I am taking a class in data mining and we have recently been introduced to bin-smoothing in regression analysis but i cannot seem to understand the usefulness of this method nor how the method works or why it works. Basically, an illustration was given of a data set which cannot be fit using a linear model and the bin smooth was mentioned as a better model. See this lecture slide for the data set. This is not from my class but the bin smooth on the slide is identical. Could one explain the rational behind using averages as is done in bin-smooth?

Best Answer

So we're saying "Y is related to X", but we don't know the form. We want to estimate $E(Y|X=x)$. But at any observation, we have noise, and we need to be able to estimate it between observations.

One (fairly naive) way we can approximate it is to assume that while the average changes, that it doesn't change too rapidly (i.e. that it's 'slowly varying' in a particular sense).
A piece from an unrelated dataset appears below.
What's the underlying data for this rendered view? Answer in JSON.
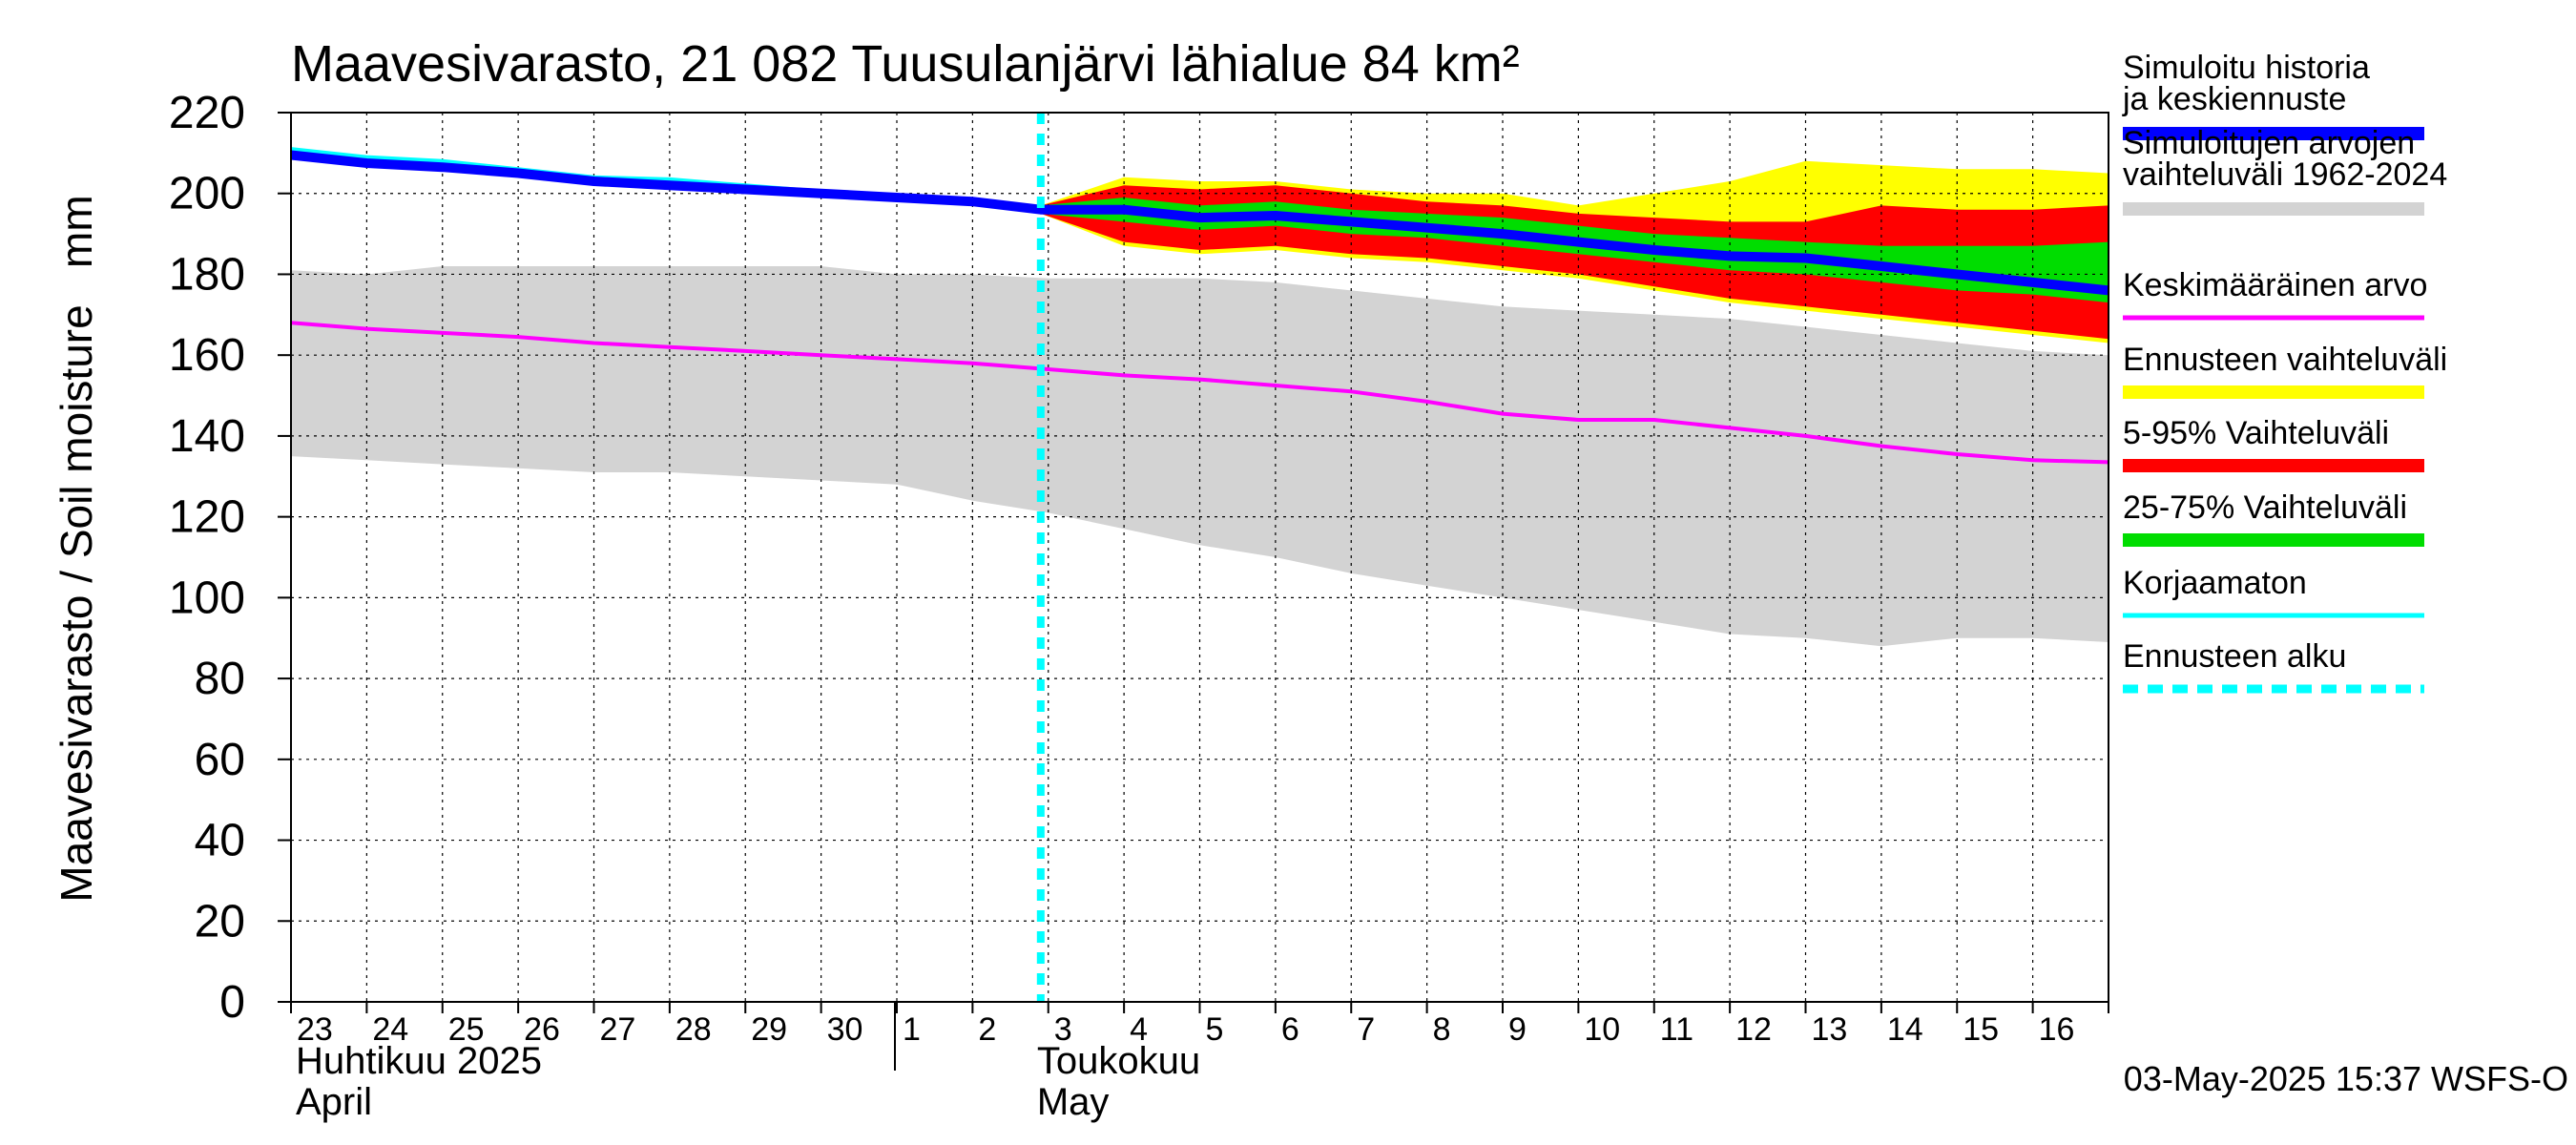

Consequently, we could slice the domain up into sections (bins), and calculate an estimate of $E(Y)$ - here just the sample mean of the $y$'s - for all the $x$-values in each section (bin).

That is to say, the averages of the $y$'s in a narrow strip of $x$'s will typically be closer to those $x$'s than averaging more widely (because of variation in the mean of y over the range of x - that is, lower bias), but much smoother than just taking say the nearest x-value (because you're typically averaging a bunch of x's - all the ones in the bin).
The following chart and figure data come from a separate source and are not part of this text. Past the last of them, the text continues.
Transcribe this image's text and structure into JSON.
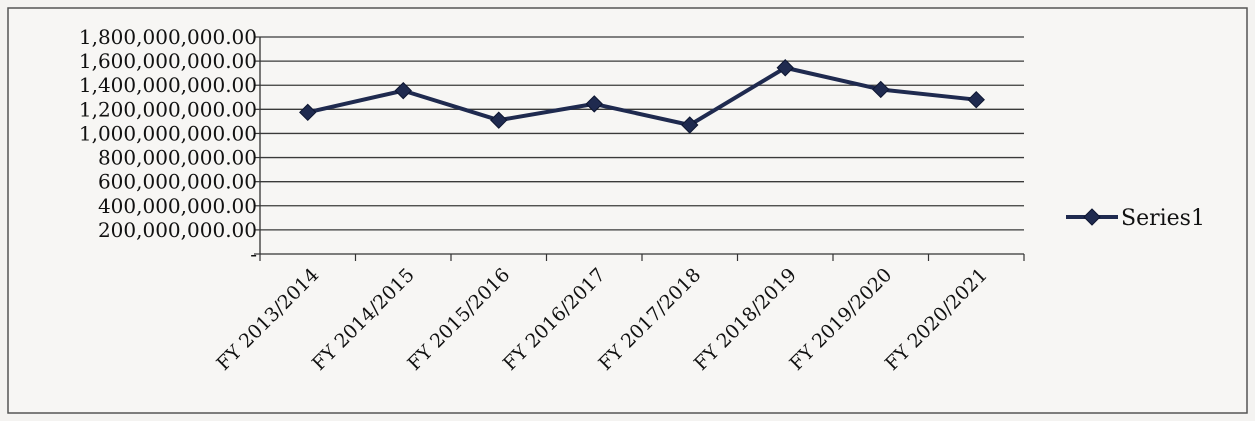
{
  "chart_data": {
    "type": "line",
    "title": "",
    "xlabel": "",
    "ylabel": "",
    "categories": [
      "FY 2013/2014",
      "FY 2014/2015",
      "FY 2015/2016",
      "FY 2016/2017",
      "FY 2017/2018",
      "FY 2018/2019",
      "FY 2019/2020",
      "FY 2020/2021"
    ],
    "series": [
      {
        "name": "Series1",
        "values": [
          1175000000,
          1355000000,
          1110000000,
          1245000000,
          1070000000,
          1545000000,
          1365000000,
          1280000000
        ]
      }
    ],
    "ylim": [
      0,
      1800000000
    ],
    "yticks": [
      0,
      200000000,
      400000000,
      600000000,
      800000000,
      1000000000,
      1200000000,
      1400000000,
      1600000000,
      1800000000
    ],
    "ytick_labels": [
      "-",
      "200,000,000.00",
      "400,000,000.00",
      "600,000,000.00",
      "800,000,000.00",
      "1,000,000,000.00",
      "1,200,000,000.00",
      "1,400,000,000.00",
      "1,600,000,000.00",
      "1,800,000,000.00"
    ],
    "grid": true,
    "legend_position": "right",
    "line_color": "#1f2a4f",
    "marker_color": "#1f2a4f",
    "marker": "diamond"
  }
}
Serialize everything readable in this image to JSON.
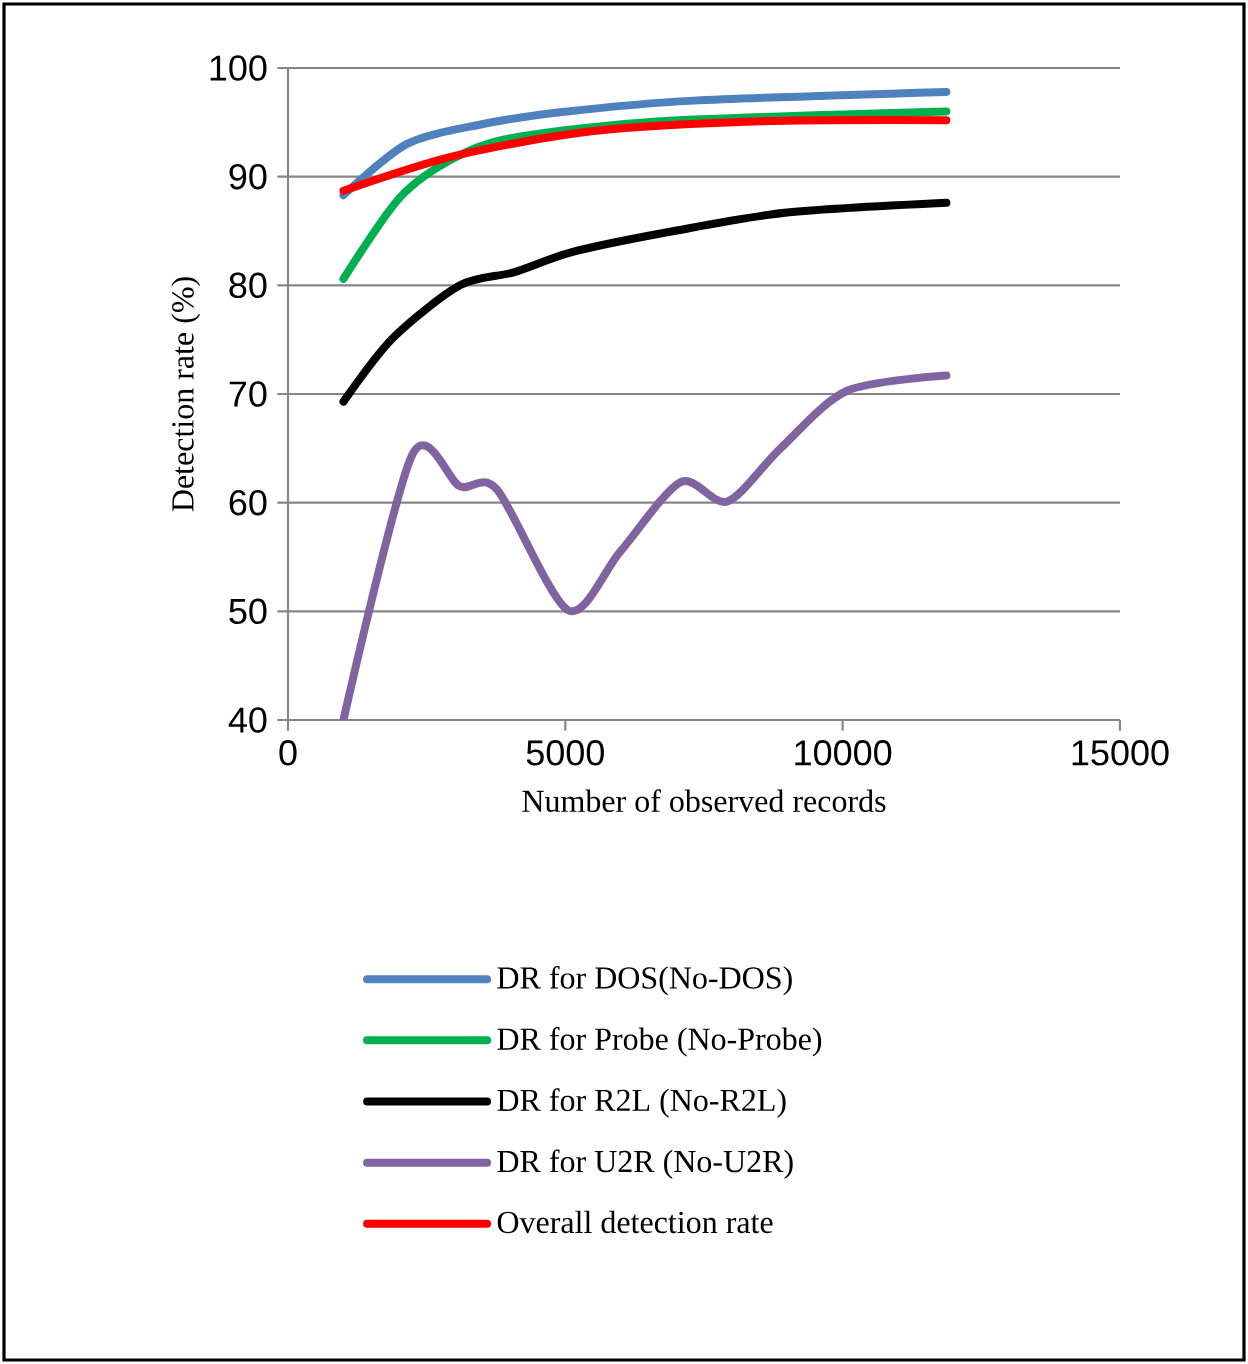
{
  "chart_data": {
    "type": "line",
    "xlabel": "Number of observed records",
    "ylabel": "Detection rate (%)",
    "xlim": [
      0,
      15000
    ],
    "xticks": [
      0,
      5000,
      10000,
      15000
    ],
    "ylim": [
      40,
      100
    ],
    "yticks": [
      40,
      50,
      60,
      70,
      80,
      90,
      100
    ],
    "grid": "y",
    "legend": "bottom",
    "series": [
      {
        "name": "DR  for DOS(No-DOS)",
        "color": "#4f81bd",
        "x": [
          1000,
          2140,
          3470,
          5030,
          7320,
          11870
        ],
        "values": [
          88.3,
          93,
          94.8,
          96,
          97,
          97.8
        ]
      },
      {
        "name": "DR  for Probe (No-Probe)",
        "color": "#00b050",
        "x": [
          1000,
          2020,
          2990,
          4070,
          6720,
          11870
        ],
        "values": [
          80.6,
          88.1,
          91.7,
          93.6,
          95.1,
          96
        ]
      },
      {
        "name": "DR  for R2L  (No-R2L)",
        "color": "#000000",
        "x": [
          1000,
          1900,
          3100,
          4070,
          5150,
          6960,
          9000,
          11870
        ],
        "values": [
          69.3,
          75.2,
          80,
          81.2,
          83.1,
          85,
          86.7,
          87.6
        ]
      },
      {
        "name": "DR  for U2R  (No-U2R)",
        "color": "#8064a2",
        "x": [
          1000,
          2240,
          3100,
          3770,
          5050,
          5990,
          7080,
          7920,
          8880,
          10080,
          11870
        ],
        "values": [
          40,
          64.4,
          61.5,
          61.2,
          50.1,
          55.5,
          61.9,
          60.1,
          65,
          70.3,
          71.7
        ]
      },
      {
        "name": "Overall detection rate",
        "color": "#ff0000",
        "x": [
          1000,
          2990,
          5510,
          8520,
          11870
        ],
        "values": [
          88.7,
          91.9,
          94.2,
          95.1,
          95.2
        ]
      }
    ]
  }
}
The graph then is just a horizontal line drawn within the bin, at the mean of the observations in that bin. Those horizontal bars will 'follow' the data simply because they're local means - within each bin they're the average of the observations in the bin. Obviously as the relationship moves up and down the local bin-means will also.

This is fairly simple and can cope with complicated relationships, if they don't change too rapidly.

But it's not smooth! There are discontinuities at the bin boundaries.

There's a tradeoff between bias (in the sense that wider bins mean that we move further from accuracy in approximating the mean at a particular $x$ as we get near the ends of the bin) and variance (in the sense that narrower bins mean we have less data, so the noise dominates more).

A slightly more sophisticated version of this kind of general idea would be Nadaraya-Watson kernel smoothing, in the same way that kernel density estimation is related to the histogram.

http://en.wikipedia.org/wiki/Kernel_regression

and then we can work from there up to say local linear or local polynomial smoothing - fitting local lines or curves rather than local means.

Edit: Here's an outline of the basic steps in the example data you pointed to.

Here's the first few observations in the motorcycle data (which is in mcycle in the MASS package in R):

> head(mcycle,10)
   times accel
1    2.4   0.0
2    2.6  -1.3
3    3.2  -2.7
4    3.6   0.0
5    4.0  -2.7
6    6.2  -2.7
7    6.6  -2.7
8    6.8  -1.3
9    7.8  -2.7
10   8.2  -2.7

Härdle (who I said hello to just a few days ago when he visited) does a regressogram of this data in "Applied Nonparametric Regression". He says he uses a bin width of 4, and that his bin origin is 0. This is plainly false since he gets a lot more than 5 bins between 0 and 20. But lets take his suggestion of a bin width of 4 and on origin of 0. I'm going to run my bins to exclude the left limit and include the right one (simply because that's the way the R cut function does it; otherwise I'd be inclined to run the other way).

So that means our first bin runs from time 0 to time 4 ($(0,4]$). What are the accelerations in that?

bins of width 4

The first 5 times (circled in red) are in the first bin. The next 4 times (in blue) are in the second. We average the accelerations in those time periods.

averages for bins of width 4

So $\hat{m}(x)$ is -1.34 for $x$ in $(0,4]$ and then it's -2.35 for $x$ in $(4,8]$ and then it's -2.844 ...

In R:

with(mcycle,print(tapply(accel,cut(times,seq(0,60,4)),mean),3))
   (0,4]    (4,8]   (8,12]  (12,16]  (16,20]  (20,24]  (24,28]  (28,32]  (32,36] 
  -1.340   -2.350   -2.844  -22.365  -78.176 -119.167  -45.159   27.990   25.040 
 (36,40]  (40,44]  (44,48]  (48,52]  (52,56]  (56,60] 
   3.643    4.862   -4.020   -0.867   -2.350   10.700 

So if we plot those values across those ranges:

regressogram of mcycle data

(Larger, clearer version)

Incidentally, Härdle's actual binwidth appears to be 2.1 - if I use that binwidth with bin origin 0, I reproduce his bin smooth:

My 2.1 binwidth regressogram